The UK’s independent authority set up to uphold information rights in the public interest, promoting openness by public bodies and data privacy for individuals.

Open letter

On 21 July 2020 the Information Commissioner’s Office (ICO) and five other data protection and privacy regulators from around the world jointly signed an open letter to companies providing video teleconferencing services.

The letter recognised the value of video teleconferencing in keeping people connected, but set out concerns about whether privacy safeguards are keeping pace with increased risks from the sharp uptake of these services during the current pandemic. The joint signatories provided video teleconferencing companies with principles to guide them in addressing some key privacy risks.

The joint signatories sent the letter directly to Microsoft, Cisco, Zoom, Houseparty and Google. These companies were invited to respond and demonstrate how they take the principles into account in the development and operation of their video teleconferencing offerings.

Responses

Microsoft, Cisco, Zoom and Google replied to the open letter. The joint signatories thank these companies for engaging on this important matter and for acknowledging and responding to the concerns raised. In their responses the companies highlighted various privacy and security best practices, measures, and tools that they advise are implemented or built-in to their video teleconferencing services.

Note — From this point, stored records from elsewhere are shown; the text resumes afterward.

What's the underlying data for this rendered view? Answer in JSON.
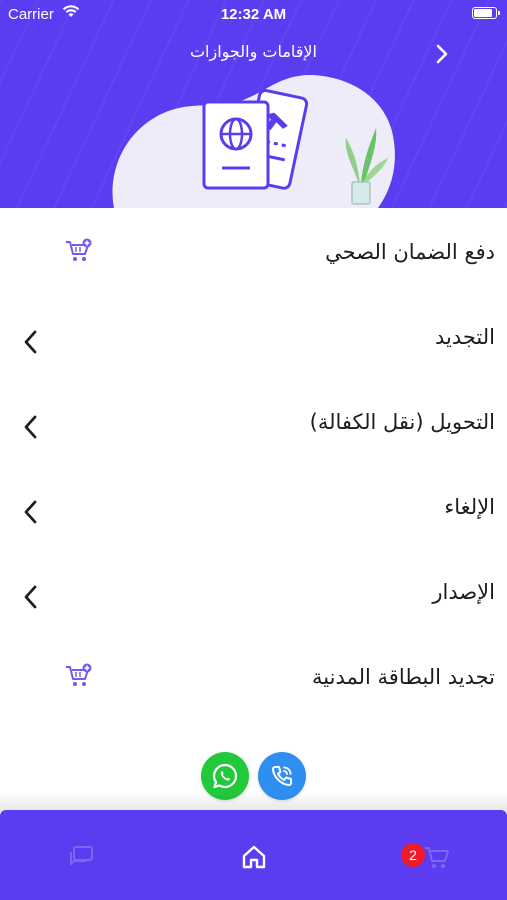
{
  "status_bar": {
    "carrier": "Carrier",
    "time": "12:32 AM"
  },
  "header": {
    "title": "الإقامات والجوازات"
  },
  "services": [
    {
      "label": "دفع الضمان الصحي",
      "action": "cart-icon"
    },
    {
      "label": "التجديد",
      "action": "chevron-left-icon"
    },
    {
      "label": "التحويل (نقل الكفالة)",
      "action": "chevron-left-icon"
    },
    {
      "label": "الإلغاء",
      "action": "chevron-left-icon"
    },
    {
      "label": "الإصدار",
      "action": "chevron-left-icon"
    },
    {
      "label": "تجديد البطاقة المدنية",
      "action": "cart-icon"
    }
  ],
  "tab_bar": {
    "cart_badge": "2"
  },
  "colors": {
    "primary": "#5b3cf0",
    "whatsapp": "#22c93a",
    "phone": "#2f8ff0",
    "badge": "#ef1b2a"
  }
}
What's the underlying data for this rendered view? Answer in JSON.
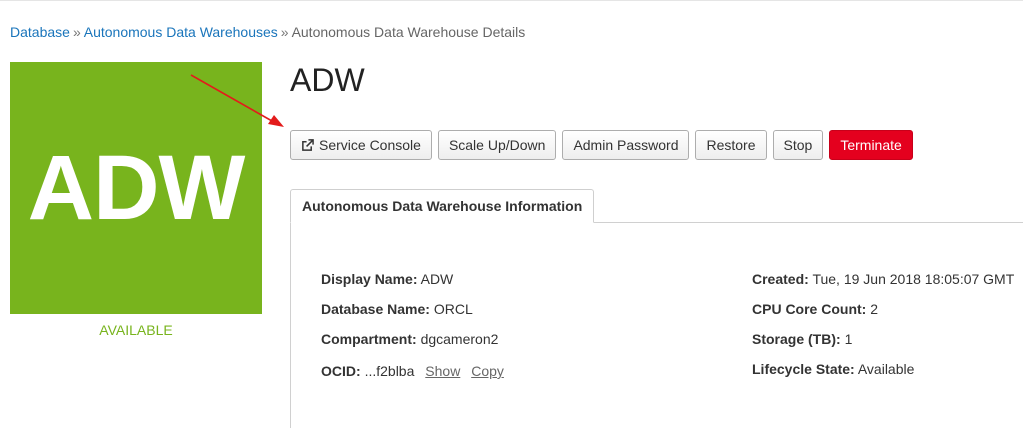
{
  "breadcrumb": {
    "items": [
      "Database",
      "Autonomous Data Warehouses"
    ],
    "separator": "»",
    "current": "Autonomous Data Warehouse Details"
  },
  "tile": {
    "abbr": "ADW",
    "color": "#78b41d"
  },
  "status": {
    "text": "AVAILABLE",
    "color": "#78b41d"
  },
  "title": "ADW",
  "actions": {
    "service_console": "Service Console",
    "scale": "Scale Up/Down",
    "admin_password": "Admin Password",
    "restore": "Restore",
    "stop": "Stop",
    "terminate": "Terminate",
    "terminate_color": "#e4001e"
  },
  "tab": {
    "label": "Autonomous Data Warehouse Information"
  },
  "info": {
    "display_name": {
      "label": "Display Name:",
      "value": "ADW"
    },
    "database_name": {
      "label": "Database Name:",
      "value": "ORCL"
    },
    "compartment": {
      "label": "Compartment:",
      "value": "dgcameron2"
    },
    "ocid": {
      "label": "OCID:",
      "value": "...f2blba",
      "show": "Show",
      "copy": "Copy"
    },
    "created": {
      "label": "Created:",
      "value": "Tue, 19 Jun 2018 18:05:07 GMT"
    },
    "cpu_core_count": {
      "label": "CPU Core Count:",
      "value": "2"
    },
    "storage": {
      "label": "Storage (TB):",
      "value": "1"
    },
    "lifecycle_state": {
      "label": "Lifecycle State:",
      "value": "Available"
    }
  },
  "annotation": {
    "arrow_color": "#e31b1b"
  }
}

The information provided by these companies is encouraging. It is a constructive foundation for further discussion on elements of the responses that the joint signatories feel would benefit from more clarity and additional supporting information.

The joint signatories have not received a response to the open letter from Houseparty. They strongly encourage Houseparty to engage with them and respond to the open letter to address the concerns raised.

Next steps

Moving forward, the joint signatories will undertake further engagement with these companies. They will invite more detail on the privacy and security safeguards built-in to the video teleconferencing services, and give the companies the opportunity to demonstrate how they achieve, monitor, and validate the measures set out in their responses.

Following this engagement, the joint signatories will issue a more substantive public statement on their findings, learnings, and outcomes from this activity in 2021.